The last person to contract the deadly disease was 6-year-old Cut Adelia, and she was cured two weeks later. Not only does Cut represent Indonesia’s ongoing fight against malaria, but she is proof that almost anything is possible when a community pulls together.
Sabang is a living laboratory, according to Dr. Herdiana, Unicef’s child survival and development officer in Aceh. This is because the island has built a highly successful model for eliminating malaria.
In 2008, the island embarked on an aggressive grassroots campaign — the first of its kind — to eradicate the deadly disease. And for the most part, the program has been working.
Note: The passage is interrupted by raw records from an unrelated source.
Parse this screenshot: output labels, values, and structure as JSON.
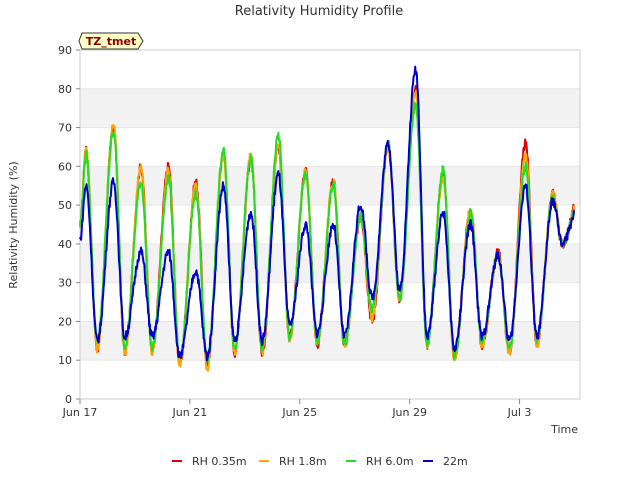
{
  "chart_data": {
    "type": "line",
    "title": "Relativity Humidity Profile",
    "xlabel": "Time",
    "ylabel": "Relativity Humidity (%)",
    "badge": "TZ_tmet",
    "ylim": [
      0,
      90
    ],
    "yticks": [
      0,
      10,
      20,
      30,
      40,
      50,
      60,
      70,
      80,
      90
    ],
    "xlim_days": [
      0,
      18.2
    ],
    "xticks": [
      {
        "day": 0,
        "label": "Jun 17"
      },
      {
        "day": 4,
        "label": "Jun 21"
      },
      {
        "day": 8,
        "label": "Jun 25"
      },
      {
        "day": 12,
        "label": "Jun 29"
      },
      {
        "day": 16,
        "label": "Jul 3"
      }
    ],
    "grid": "horizontal bands",
    "legend_position": "bottom",
    "series": [
      {
        "name": "RH 0.35m",
        "color": "#dd0000",
        "daily_max": [
          64,
          70,
          60,
          60,
          56,
          63,
          62,
          65,
          59,
          56,
          47,
          65,
          80,
          58,
          49,
          38,
          66,
          53
        ],
        "daily_min": [
          13,
          12,
          13,
          9,
          9,
          12,
          12,
          16,
          14,
          14,
          20,
          26,
          14,
          11,
          14,
          12,
          14
        ]
      },
      {
        "name": "RH 1.8m",
        "color": "#ffa500",
        "daily_max": [
          65,
          71,
          60,
          59,
          55,
          63,
          63,
          65,
          59,
          56,
          47,
          65,
          79,
          57,
          49,
          37,
          63,
          53
        ],
        "daily_min": [
          13,
          12,
          12,
          9,
          8,
          12,
          12,
          15,
          14,
          14,
          21,
          26,
          14,
          10,
          14,
          12,
          14
        ]
      },
      {
        "name": "RH 6.0m",
        "color": "#22dd22",
        "daily_max": [
          63,
          69,
          56,
          57,
          53,
          64,
          62,
          68,
          58,
          55,
          47,
          66,
          76,
          59,
          48,
          37,
          60,
          52
        ],
        "daily_min": [
          15,
          14,
          13,
          10,
          10,
          13,
          13,
          16,
          15,
          14,
          23,
          26,
          14,
          11,
          15,
          13,
          15
        ]
      },
      {
        "name": "22m",
        "color": "#0000cc",
        "daily_max": [
          55,
          56,
          38,
          38,
          33,
          55,
          48,
          58,
          45,
          45,
          50,
          66,
          85,
          48,
          45,
          37,
          55,
          51
        ],
        "daily_min": [
          15,
          16,
          16,
          11,
          11,
          15,
          15,
          19,
          17,
          16,
          26,
          28,
          16,
          13,
          16,
          15,
          16
        ]
      }
    ]
  }
}
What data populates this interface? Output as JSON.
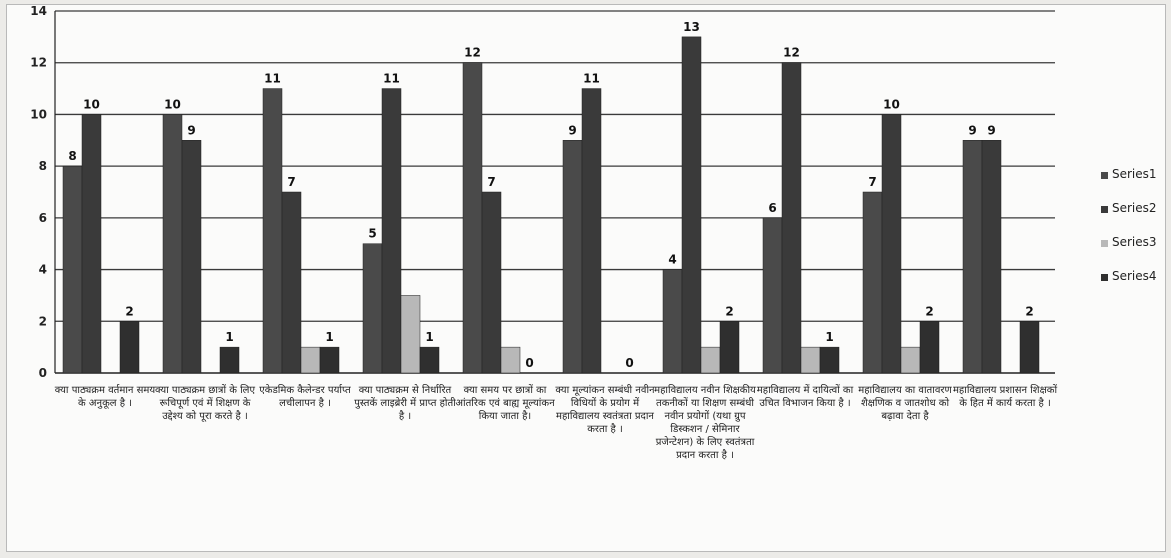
{
  "chart_data": {
    "type": "bar",
    "categories": [
      "क्या पाठ्यक्रम वर्तमान समय के अनुकूल है ।",
      "क्या पाठ्यक्रम छात्रों के लिए रूचिपूर्ण एवं में शिक्षण के उद्देश्य को पूरा करते है ।",
      "एकेडमिक कैलेन्डर पर्याप्त लचीलापन है ।",
      "क्या पाठ्यक्रम से निर्धारित पुस्तकें लाइब्रेरी में प्राप्त होती है ।",
      "क्या समय पर छात्रों का आंतरिक एवं बाह्य मूल्यांकन किया जाता है।",
      "क्या मूल्यांकन सम्बंधी नवीन विधियों के प्रयोग में महाविद्यालय स्वतंत्रता प्रदान करता है ।",
      "महाविद्यालय नवीन शिक्षकीय तकनीकों या शिक्षण सम्बंधी नवीन प्रयोगों (यथा ग्रुप डिस्कशन / सेमिनार प्रजेन्टेशन) के लिए स्वतंत्रता प्रदान करता है ।",
      "महाविद्यालय में दायित्वों का उचित विभाजन किया है ।",
      "महाविद्यालय का वातावरण शैक्षणिक व जातशोध को बढ़ावा देता है",
      "महाविद्यालय प्रशासन शिक्षकों के हित में कार्य करता है ।"
    ],
    "series": [
      {
        "name": "Series1",
        "values": [
          8,
          10,
          11,
          5,
          12,
          9,
          4,
          6,
          7,
          9
        ]
      },
      {
        "name": "Series2",
        "values": [
          10,
          9,
          7,
          11,
          7,
          11,
          13,
          12,
          10,
          9
        ]
      },
      {
        "name": "Series3",
        "values": [
          0,
          0,
          1,
          3,
          1,
          0,
          1,
          1,
          1,
          0
        ]
      },
      {
        "name": "Series4",
        "values": [
          2,
          1,
          1,
          1,
          0,
          0,
          2,
          1,
          2,
          2
        ]
      }
    ],
    "data_labels": [
      [
        "8",
        "10",
        "",
        "2"
      ],
      [
        "10",
        "9",
        "",
        "1"
      ],
      [
        "11",
        "7",
        "",
        "1"
      ],
      [
        "5",
        "11",
        "",
        "1"
      ],
      [
        "12",
        "7",
        "",
        "0"
      ],
      [
        "9",
        "11",
        "",
        "0"
      ],
      [
        "4",
        "13",
        "",
        "2"
      ],
      [
        "6",
        "12",
        "",
        "1"
      ],
      [
        "7",
        "10",
        "",
        "2"
      ],
      [
        "9",
        "9",
        "",
        "2"
      ]
    ],
    "yticks": [
      "0",
      "2",
      "4",
      "6",
      "8",
      "10",
      "12",
      "14"
    ],
    "ylim": [
      0,
      14
    ],
    "grid": true,
    "legend_position": "right",
    "colors": {
      "Series1": "#4a4a4a",
      "Series2": "#3a3a3a",
      "Series3": "#b8b8b8",
      "Series4": "#2f2f2f",
      "grid": "#3a3a3a",
      "axis": "#222222"
    },
    "title": "",
    "xlabel": "",
    "ylabel": ""
  }
}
In addition to the Health Ministry, military and police, public information officials and port authorities were enlisted to help in the project.
Volunteers went door to door taking blood samples and making sure that residents took their medicine. Mosquito breeding sites were identified and eliminated. The World Health Organization worked with the Health Ministry to train technicians and nurses to identify and treat victims.
Considering that a decade ago Sabang had 2,527 cases of malaria in a single year, officials have called this campaign overwhelmingly successful. More importantly, the experiment in Sabang can be repeated across the country.
While there is no doubt that hard-working volunteers and residents deserve credit for the program’s success, the local government’s dedication was a huge contributor. It proves that when the local government works with the community, no hurdle is too high.